Someone tells you something … And you are given the daunting task of figuring out if they are telling the truth or not. Do you listen to them? Are they right? Are they wrong? Do they believe they are being honest, or are they lying?

The ability to detect deception is universally important, and although we spend years honing our abilities (unless you were home-schooled) most of us are still horribly inept. I’m here to help you out.

Our parents, our teachers — everyone who influences us throughout our lives tells us it is important to be honest, to be truthful. We’re taught that if we can just tell the truth then we’ll be so much better off!

Well, sorry mom — you, just like me, are a liar. We all are.

Instead of telling kids that people shouldn’t lie, and that liars are bad people, it would be much more effective to instead explain to children that, the reality is, people lie for a whole multitude of reasons, from avoiding jailtime to making someone feel better — and that learning to detect lies can be very helpful as they make their way through life.

Since most of us didn’t receive that kind of wisdom early on, I’m here to guide you through this harsh life where liars are “bad” and you only detect about 50 percent of the lies they throw at you on a daily basis.

We lie constantly.

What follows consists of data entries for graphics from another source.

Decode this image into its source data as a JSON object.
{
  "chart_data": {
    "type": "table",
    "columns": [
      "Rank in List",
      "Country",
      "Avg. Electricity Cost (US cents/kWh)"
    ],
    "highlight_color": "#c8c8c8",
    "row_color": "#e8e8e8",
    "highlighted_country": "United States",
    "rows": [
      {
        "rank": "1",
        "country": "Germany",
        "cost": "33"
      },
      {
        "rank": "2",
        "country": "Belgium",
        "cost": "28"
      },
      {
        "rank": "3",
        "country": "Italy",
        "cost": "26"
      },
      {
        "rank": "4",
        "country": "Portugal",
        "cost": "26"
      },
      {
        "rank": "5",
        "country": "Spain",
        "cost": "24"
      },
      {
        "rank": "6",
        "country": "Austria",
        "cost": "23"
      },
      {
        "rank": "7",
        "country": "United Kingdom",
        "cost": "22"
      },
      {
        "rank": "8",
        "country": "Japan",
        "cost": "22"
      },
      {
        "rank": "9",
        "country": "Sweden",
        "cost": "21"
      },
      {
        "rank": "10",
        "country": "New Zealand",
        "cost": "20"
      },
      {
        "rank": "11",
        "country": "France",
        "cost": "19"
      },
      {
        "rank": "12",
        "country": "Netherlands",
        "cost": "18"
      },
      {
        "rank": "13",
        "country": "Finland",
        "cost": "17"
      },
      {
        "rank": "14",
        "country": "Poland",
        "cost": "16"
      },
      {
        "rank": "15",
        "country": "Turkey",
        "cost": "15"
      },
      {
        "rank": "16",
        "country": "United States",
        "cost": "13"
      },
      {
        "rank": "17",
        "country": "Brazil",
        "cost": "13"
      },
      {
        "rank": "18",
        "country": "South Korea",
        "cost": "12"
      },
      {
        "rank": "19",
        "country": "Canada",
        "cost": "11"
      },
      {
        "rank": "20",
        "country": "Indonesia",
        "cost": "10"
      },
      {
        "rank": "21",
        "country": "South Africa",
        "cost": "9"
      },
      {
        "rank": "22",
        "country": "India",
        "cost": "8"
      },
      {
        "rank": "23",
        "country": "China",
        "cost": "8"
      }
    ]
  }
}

Prove it to yourself by consciously monitoring how many times you aren’t completely honest with people for the rest of the day.

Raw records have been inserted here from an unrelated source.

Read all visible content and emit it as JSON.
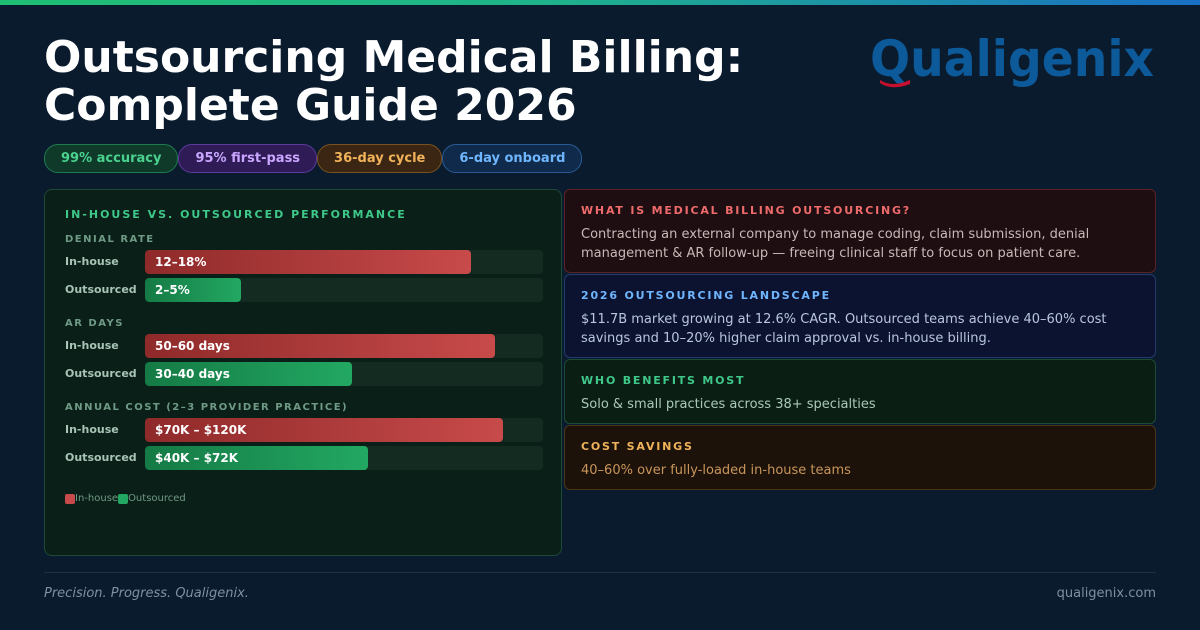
{
  "header": {
    "title_line1": "Outsourcing Medical Billing:",
    "title_line2": "Complete Guide 2026",
    "brand": "Qualigenix"
  },
  "pills": [
    {
      "label": "99% accuracy"
    },
    {
      "label": "95% first-pass"
    },
    {
      "label": "36-day cycle"
    },
    {
      "label": "6-day onboard"
    }
  ],
  "chart_data": {
    "type": "bar",
    "orientation": "horizontal",
    "title": "IN-HOUSE VS. OUTSOURCED PERFORMANCE",
    "legend": {
      "position": "bottom-left",
      "items": [
        "In-house",
        "Outsourced"
      ]
    },
    "series_colors": {
      "In-house": "#c84a4a",
      "Outsourced": "#22a862"
    },
    "groups": [
      {
        "label": "DENIAL RATE",
        "bars": [
          {
            "series": "In-house",
            "label": "12–18%",
            "fill_fraction": 0.82
          },
          {
            "series": "Outsourced",
            "label": "2–5%",
            "fill_fraction": 0.24
          }
        ]
      },
      {
        "label": "AR DAYS",
        "bars": [
          {
            "series": "In-house",
            "label": "50–60 days",
            "fill_fraction": 0.88
          },
          {
            "series": "Outsourced",
            "label": "30–40 days",
            "fill_fraction": 0.52
          }
        ]
      },
      {
        "label": "ANNUAL COST (2–3 PROVIDER PRACTICE)",
        "bars": [
          {
            "series": "In-house",
            "label": "$70K – $120K",
            "fill_fraction": 0.9
          },
          {
            "series": "Outsourced",
            "label": "$40K – $72K",
            "fill_fraction": 0.56
          }
        ]
      }
    ]
  },
  "cards": [
    {
      "title": "WHAT IS MEDICAL BILLING OUTSOURCING?",
      "body": "Contracting an external company to manage coding, claim submission, denial management & AR follow-up — freeing clinical staff to focus on patient care."
    },
    {
      "title": "2026 OUTSOURCING LANDSCAPE",
      "body": "$11.7B market growing at 12.6% CAGR. Outsourced teams achieve 40–60% cost savings and 10–20% higher claim approval vs. in-house billing."
    },
    {
      "title": "WHO BENEFITS MOST",
      "body": "Solo & small practices across 38+ specialties"
    },
    {
      "title": "COST SAVINGS",
      "body": "40–60% over fully-loaded in-house teams"
    }
  ],
  "footer": {
    "tagline": "Precision. Progress. Qualigenix.",
    "site": "qualigenix.com"
  },
  "colors": {
    "background": "#0b1b2e",
    "brand_blue": "#0d5a9a",
    "brand_red": "#c8102e"
  }
}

Studies show that strangers lie to each other three times within the first 10 minutes of meeting. Married couples lie once in every 10 interactions (though, personally, I think that’s a little generous). It’s obvious that the ability to recognize a lie would be extremely beneficial, from knowing when someone is conning you to perceiving how people really feel about each other.

Good lie-spotting relies on the idea that lying is hard — it requires keeping your story straight and making sure you don’t give anything away nonverbally. You have to react quickly to questions, constantly rearranging your story, as well as keep track of all your separate lies.

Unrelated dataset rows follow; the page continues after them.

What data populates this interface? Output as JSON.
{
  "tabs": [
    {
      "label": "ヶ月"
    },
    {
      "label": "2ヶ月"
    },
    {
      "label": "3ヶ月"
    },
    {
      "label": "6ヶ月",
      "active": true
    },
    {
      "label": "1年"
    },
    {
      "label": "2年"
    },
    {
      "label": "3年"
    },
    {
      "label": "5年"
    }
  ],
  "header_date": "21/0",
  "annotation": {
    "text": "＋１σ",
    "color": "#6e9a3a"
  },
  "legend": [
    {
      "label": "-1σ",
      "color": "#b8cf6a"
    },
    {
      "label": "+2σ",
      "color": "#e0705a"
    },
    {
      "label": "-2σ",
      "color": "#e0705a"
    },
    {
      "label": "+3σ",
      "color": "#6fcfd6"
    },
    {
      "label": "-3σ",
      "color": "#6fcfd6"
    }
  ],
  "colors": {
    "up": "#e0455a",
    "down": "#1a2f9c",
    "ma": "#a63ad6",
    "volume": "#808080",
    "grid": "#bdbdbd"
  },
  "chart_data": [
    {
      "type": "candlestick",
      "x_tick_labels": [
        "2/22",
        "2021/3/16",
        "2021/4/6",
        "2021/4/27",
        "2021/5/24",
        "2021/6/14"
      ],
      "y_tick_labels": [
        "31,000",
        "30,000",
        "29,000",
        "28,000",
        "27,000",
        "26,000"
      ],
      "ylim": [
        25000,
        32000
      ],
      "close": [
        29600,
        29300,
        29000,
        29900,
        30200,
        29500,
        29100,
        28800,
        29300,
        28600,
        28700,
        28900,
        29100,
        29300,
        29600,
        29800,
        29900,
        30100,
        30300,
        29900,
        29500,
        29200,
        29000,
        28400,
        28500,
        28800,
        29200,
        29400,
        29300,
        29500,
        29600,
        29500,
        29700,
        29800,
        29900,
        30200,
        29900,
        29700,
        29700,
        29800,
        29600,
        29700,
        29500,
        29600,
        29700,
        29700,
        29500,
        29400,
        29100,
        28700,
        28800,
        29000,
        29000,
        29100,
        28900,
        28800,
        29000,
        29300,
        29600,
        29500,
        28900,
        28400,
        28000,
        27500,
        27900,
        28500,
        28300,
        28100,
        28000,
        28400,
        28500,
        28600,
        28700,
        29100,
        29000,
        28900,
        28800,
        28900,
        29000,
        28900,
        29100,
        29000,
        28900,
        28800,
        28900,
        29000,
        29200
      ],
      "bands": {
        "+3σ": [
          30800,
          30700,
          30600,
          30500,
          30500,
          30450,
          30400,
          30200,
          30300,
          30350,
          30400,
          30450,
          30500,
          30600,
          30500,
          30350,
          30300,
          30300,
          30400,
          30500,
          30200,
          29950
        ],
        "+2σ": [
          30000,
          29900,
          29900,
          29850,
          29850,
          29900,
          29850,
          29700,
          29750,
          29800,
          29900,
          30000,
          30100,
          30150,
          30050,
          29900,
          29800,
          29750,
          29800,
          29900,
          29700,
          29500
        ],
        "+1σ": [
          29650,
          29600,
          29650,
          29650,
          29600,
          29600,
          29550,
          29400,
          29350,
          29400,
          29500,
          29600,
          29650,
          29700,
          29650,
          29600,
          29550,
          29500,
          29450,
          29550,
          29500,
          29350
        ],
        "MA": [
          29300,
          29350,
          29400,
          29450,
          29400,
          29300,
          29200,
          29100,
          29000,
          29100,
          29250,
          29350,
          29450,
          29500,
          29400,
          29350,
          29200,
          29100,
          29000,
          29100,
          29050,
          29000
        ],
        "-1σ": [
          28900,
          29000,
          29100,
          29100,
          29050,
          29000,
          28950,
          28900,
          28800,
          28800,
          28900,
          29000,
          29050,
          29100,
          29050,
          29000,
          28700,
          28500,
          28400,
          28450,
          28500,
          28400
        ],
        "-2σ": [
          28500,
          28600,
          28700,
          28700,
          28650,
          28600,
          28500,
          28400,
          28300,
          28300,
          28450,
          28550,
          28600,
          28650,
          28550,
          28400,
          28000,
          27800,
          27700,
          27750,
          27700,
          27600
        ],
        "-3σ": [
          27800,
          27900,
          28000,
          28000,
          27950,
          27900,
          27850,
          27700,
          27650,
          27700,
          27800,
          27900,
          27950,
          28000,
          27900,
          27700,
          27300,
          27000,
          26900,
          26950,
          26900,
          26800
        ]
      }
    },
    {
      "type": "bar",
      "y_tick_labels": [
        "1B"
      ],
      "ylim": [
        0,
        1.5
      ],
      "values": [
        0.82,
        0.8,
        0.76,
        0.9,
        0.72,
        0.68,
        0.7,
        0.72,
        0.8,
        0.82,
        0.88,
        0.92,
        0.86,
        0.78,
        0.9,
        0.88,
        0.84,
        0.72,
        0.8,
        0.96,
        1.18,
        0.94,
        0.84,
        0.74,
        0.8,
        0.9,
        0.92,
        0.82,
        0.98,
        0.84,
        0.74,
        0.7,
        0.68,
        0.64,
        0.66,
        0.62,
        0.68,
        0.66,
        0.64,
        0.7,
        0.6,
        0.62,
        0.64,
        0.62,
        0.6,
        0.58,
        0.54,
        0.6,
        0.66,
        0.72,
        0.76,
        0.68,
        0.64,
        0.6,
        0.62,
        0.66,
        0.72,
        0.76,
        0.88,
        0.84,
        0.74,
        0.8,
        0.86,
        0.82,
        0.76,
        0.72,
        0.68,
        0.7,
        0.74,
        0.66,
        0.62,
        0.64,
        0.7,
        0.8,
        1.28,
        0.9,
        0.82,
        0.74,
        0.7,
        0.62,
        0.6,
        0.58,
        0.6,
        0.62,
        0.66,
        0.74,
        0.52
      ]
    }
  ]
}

There are three main things to focus on with deception detection: choice of words, body language and the intricacies of the human face. Keep in mind that information on each of these sections could fill whole libraries, but I’ll provide you with a basic skeleton of knowledge on how to distinguish a lie from a truth.

Today we’ll focus on the words people use when they lie, and next week we’ll discuss what people give away with their body language and their faces. Here are five things to look out for within speech:


1. When you ask a question like, “Did you eat my ice cream?” only someone who’s trying to find a way out of the situation will respond back with, “Did I eat your ice cream?”


2. When someone is telling a true story, they’ll jump backward and forward in time, forgetting things and then introducing them, doing what they can to give the listener an accurate description of what happened. But because liars are telling a false story, they relay it in a severely chronological order. This way, it’s easier for them to keep the detailsstraight in their head and avoid screwing up.


3. An alarm should go off in your head if you hear the phrase “to be honest,” “to tell you the truth,” “honestly” or “I swear.” Liars say these things to convince both the listener and themselves of their honesty.


4. Liars often use euphemisms like “take” instead of “steal” when describing their actions. They are just doing what they can to make the implications of their deed seem more innocent in a perfect example of self-preservation.


5. Liars don’t typically use contractions. (See what I did there? You can trust me, I swear.) They’ll say, “I did not eat your ice cream,” instead of, “I didn’t.” Avoiding contractions makes the statement sound more powerful, but the extra impact is unnecessary for a truth-teller.


It’s important to realize that none of these signs should convince you of a person’s dishonesty; the field of deception detection is wide, invariably complex and different from person to person.

These five points should merely serve as warning signs that something might be off. It is always best to establish a baseline of a person’s overall actions and look for deviations from that behavior.

I hope you can learn from these simple indicators and arm yourself with better detection skills. Or, if nothing else, you can just become a better liar than the rest.

Daily Nexus columnist Kevin Ferguson forgot the most glaringly obvious sign of a liar: a long-ass nose.